The Iraqi Nights
Author: Dunya Mikhail
Translator: Kareem James Abu-Zeid
Publisher: New Directions (2013)
The Iraqi Nights is the third collection by the acclaimed Iraqi poet Dunya Mikhail. Taking The One Thousand and One Nights as her central theme, Mikhail personifies the role of Scheherazade the storyteller, saving herself through her tales. The nights are endless, seemingly as dark as war in this haunting collection, seemingly as endless as war. Yet the poet cannot stop dreaming of a future beyond the violence of a place where “every moment / something ordinary / will happen under the sun.” Unlike Scheherazade, however, Mikhail is writing, not to escape death, but to summon the strength to endure. Inhabiting the emotive spaces between Iraq and the U.S., Mikhail infuses those harsh realms with a deep poetic intimacy. The author’s vivid illustrations―inspired by Sumerian tablets―are threaded throughout this powerful book.

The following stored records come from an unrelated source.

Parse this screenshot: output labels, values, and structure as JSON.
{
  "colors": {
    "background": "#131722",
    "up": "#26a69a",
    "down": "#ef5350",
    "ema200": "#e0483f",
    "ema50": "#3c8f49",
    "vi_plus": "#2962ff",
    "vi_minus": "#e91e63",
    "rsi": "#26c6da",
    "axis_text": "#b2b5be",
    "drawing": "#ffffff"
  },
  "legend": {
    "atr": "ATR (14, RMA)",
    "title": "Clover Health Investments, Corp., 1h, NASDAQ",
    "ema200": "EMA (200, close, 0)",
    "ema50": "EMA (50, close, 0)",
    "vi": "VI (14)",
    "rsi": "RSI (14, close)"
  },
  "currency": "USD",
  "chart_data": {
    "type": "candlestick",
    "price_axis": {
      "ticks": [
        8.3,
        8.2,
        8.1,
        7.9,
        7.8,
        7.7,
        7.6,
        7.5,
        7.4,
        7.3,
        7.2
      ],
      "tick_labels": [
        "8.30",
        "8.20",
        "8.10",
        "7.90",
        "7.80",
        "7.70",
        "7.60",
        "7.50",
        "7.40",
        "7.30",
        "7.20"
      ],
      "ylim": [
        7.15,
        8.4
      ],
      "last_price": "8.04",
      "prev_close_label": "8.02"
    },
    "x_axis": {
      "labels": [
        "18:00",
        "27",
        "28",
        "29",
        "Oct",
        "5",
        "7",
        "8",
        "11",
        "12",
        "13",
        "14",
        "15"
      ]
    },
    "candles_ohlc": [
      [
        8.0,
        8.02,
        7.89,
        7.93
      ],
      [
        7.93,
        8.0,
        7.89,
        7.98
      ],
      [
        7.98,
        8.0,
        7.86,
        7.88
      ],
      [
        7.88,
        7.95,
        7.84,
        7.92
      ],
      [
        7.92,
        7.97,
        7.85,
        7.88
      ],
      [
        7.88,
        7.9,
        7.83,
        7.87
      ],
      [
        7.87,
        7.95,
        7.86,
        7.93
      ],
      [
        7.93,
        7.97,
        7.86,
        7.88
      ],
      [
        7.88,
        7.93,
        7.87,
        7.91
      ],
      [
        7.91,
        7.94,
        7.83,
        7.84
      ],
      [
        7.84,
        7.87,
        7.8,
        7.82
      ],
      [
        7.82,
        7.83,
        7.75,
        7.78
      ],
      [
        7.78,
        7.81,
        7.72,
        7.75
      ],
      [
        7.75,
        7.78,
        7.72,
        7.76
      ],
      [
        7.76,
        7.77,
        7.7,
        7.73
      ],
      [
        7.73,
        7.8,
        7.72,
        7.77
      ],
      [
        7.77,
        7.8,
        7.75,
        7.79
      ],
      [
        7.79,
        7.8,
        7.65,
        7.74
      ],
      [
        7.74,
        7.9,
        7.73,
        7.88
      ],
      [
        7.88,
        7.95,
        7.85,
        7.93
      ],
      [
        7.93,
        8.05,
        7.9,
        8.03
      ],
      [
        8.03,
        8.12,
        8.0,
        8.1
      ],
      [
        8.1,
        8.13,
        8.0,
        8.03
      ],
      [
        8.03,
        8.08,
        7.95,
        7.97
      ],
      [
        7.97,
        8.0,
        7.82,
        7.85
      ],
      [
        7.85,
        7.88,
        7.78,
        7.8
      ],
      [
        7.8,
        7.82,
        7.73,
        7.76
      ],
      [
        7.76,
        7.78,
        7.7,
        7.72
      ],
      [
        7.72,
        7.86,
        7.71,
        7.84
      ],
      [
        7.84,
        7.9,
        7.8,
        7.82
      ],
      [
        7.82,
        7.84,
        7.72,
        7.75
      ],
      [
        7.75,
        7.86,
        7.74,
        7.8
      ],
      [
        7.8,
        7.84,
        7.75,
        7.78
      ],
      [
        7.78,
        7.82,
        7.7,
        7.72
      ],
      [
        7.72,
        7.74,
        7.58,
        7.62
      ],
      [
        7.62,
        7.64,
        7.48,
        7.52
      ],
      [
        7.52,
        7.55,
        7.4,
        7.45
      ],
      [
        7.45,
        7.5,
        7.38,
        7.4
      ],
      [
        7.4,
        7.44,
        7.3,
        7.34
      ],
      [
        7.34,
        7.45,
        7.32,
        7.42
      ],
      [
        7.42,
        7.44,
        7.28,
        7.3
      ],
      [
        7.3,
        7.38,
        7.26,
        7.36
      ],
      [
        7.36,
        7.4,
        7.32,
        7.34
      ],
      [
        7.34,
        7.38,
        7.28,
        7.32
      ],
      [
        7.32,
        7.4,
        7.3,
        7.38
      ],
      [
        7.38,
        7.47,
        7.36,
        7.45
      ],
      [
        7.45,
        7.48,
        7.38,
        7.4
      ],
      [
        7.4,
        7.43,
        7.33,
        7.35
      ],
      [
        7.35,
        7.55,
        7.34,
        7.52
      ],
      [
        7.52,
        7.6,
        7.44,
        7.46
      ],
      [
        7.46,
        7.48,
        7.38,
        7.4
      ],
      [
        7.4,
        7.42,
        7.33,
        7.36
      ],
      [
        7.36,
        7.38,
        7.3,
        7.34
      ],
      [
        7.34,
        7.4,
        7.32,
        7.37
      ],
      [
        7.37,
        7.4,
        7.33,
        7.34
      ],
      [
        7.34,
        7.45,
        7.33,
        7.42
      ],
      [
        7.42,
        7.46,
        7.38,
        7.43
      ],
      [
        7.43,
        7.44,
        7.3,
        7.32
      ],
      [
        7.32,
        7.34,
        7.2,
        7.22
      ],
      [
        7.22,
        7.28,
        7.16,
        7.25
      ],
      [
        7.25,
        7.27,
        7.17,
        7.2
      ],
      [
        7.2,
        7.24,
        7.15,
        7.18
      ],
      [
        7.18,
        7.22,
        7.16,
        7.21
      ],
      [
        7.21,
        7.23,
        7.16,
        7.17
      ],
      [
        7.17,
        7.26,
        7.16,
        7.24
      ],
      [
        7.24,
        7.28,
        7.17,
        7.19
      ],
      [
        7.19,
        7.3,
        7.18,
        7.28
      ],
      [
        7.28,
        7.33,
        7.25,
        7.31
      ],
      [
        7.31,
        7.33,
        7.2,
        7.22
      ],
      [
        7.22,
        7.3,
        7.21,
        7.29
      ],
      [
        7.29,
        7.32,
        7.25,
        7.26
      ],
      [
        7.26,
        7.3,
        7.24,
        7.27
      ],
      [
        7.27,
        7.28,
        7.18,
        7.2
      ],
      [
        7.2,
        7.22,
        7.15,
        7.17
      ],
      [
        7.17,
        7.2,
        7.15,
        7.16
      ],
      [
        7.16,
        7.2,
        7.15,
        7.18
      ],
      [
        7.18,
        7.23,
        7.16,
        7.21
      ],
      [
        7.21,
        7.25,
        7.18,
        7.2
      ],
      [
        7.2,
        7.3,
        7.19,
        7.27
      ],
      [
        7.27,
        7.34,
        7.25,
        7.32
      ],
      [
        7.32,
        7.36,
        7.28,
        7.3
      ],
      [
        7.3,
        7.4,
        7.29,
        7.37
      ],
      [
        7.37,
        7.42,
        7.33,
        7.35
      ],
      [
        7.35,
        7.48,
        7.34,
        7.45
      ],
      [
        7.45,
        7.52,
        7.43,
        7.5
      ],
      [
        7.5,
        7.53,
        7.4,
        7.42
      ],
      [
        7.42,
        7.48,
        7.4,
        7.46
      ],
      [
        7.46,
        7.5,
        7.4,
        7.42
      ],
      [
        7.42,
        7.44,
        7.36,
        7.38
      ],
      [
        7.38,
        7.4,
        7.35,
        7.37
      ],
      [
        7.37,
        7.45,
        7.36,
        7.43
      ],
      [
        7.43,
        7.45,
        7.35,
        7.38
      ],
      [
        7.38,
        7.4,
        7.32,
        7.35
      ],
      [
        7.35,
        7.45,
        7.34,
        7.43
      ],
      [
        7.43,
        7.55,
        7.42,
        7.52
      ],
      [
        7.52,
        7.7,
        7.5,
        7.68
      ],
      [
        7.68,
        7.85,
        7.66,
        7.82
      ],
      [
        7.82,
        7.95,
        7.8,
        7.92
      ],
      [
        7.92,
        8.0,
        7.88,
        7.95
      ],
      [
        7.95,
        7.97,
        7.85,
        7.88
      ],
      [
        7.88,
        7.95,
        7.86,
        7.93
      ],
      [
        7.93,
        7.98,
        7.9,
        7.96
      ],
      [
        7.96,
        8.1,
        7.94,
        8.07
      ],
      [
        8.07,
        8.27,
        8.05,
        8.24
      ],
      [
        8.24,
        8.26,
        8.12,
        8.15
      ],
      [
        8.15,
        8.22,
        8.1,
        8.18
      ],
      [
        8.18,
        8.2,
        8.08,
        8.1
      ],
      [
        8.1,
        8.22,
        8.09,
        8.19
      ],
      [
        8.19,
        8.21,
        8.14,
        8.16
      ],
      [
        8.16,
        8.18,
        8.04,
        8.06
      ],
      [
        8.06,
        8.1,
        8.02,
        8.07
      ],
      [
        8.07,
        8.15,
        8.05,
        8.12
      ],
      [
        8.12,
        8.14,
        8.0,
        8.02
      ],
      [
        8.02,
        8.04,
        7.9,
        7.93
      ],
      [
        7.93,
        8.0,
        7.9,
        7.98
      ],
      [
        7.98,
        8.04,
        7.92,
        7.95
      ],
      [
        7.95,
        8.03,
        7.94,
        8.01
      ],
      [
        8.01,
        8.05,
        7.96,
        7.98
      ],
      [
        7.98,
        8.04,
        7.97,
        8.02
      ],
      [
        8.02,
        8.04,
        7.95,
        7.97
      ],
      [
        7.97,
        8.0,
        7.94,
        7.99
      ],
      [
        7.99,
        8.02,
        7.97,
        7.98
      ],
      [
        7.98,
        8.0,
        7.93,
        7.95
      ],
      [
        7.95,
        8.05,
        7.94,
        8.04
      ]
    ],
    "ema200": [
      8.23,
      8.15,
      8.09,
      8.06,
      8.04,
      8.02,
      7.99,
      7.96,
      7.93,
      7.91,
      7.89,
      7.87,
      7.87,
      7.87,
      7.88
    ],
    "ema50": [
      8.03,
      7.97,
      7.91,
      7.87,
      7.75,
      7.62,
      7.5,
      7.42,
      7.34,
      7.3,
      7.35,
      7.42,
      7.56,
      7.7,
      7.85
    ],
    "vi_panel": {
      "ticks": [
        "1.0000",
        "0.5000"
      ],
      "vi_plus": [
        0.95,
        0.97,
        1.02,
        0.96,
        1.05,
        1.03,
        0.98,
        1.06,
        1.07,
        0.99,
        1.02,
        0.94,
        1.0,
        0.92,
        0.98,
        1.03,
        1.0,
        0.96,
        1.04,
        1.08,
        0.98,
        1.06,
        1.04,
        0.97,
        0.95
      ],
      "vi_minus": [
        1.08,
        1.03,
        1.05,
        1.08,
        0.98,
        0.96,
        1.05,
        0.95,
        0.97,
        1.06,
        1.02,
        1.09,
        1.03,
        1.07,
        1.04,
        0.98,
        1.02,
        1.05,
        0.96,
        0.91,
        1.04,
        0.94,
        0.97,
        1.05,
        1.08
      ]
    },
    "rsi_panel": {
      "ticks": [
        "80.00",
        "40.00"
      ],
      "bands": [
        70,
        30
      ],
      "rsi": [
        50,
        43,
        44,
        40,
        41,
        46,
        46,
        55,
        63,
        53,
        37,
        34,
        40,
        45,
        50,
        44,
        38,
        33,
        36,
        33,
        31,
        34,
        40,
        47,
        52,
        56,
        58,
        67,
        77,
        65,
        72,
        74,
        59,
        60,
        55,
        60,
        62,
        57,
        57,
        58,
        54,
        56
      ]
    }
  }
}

"The poems in this extraordinary collection sway back and forth between America (as a new home) and Baghdad (as a birthplace), between the artifacts of ancient Sumerian civilization and the walls of our modern times. There is no trace of nostalgia in Mikhail’s poetry, though her words feel poignantly real and rare, as if creating a museum of memories."
–Hatem al-Sager
"Somewhere between a cutting-edge film and a 1002nd night of storytelling, interspersed with drawings and calligraphy, Dunya Mikhail’s new poems reframe, in a contemporary woman’s voice, the great poet al-Sayab’s cry from the heart: ‘Iraq, Iraq, nothing but Iraq!’ Here, myth alleviates the exile’s longing, and exilic longing itself opens the poet’s eyes to broad horizons."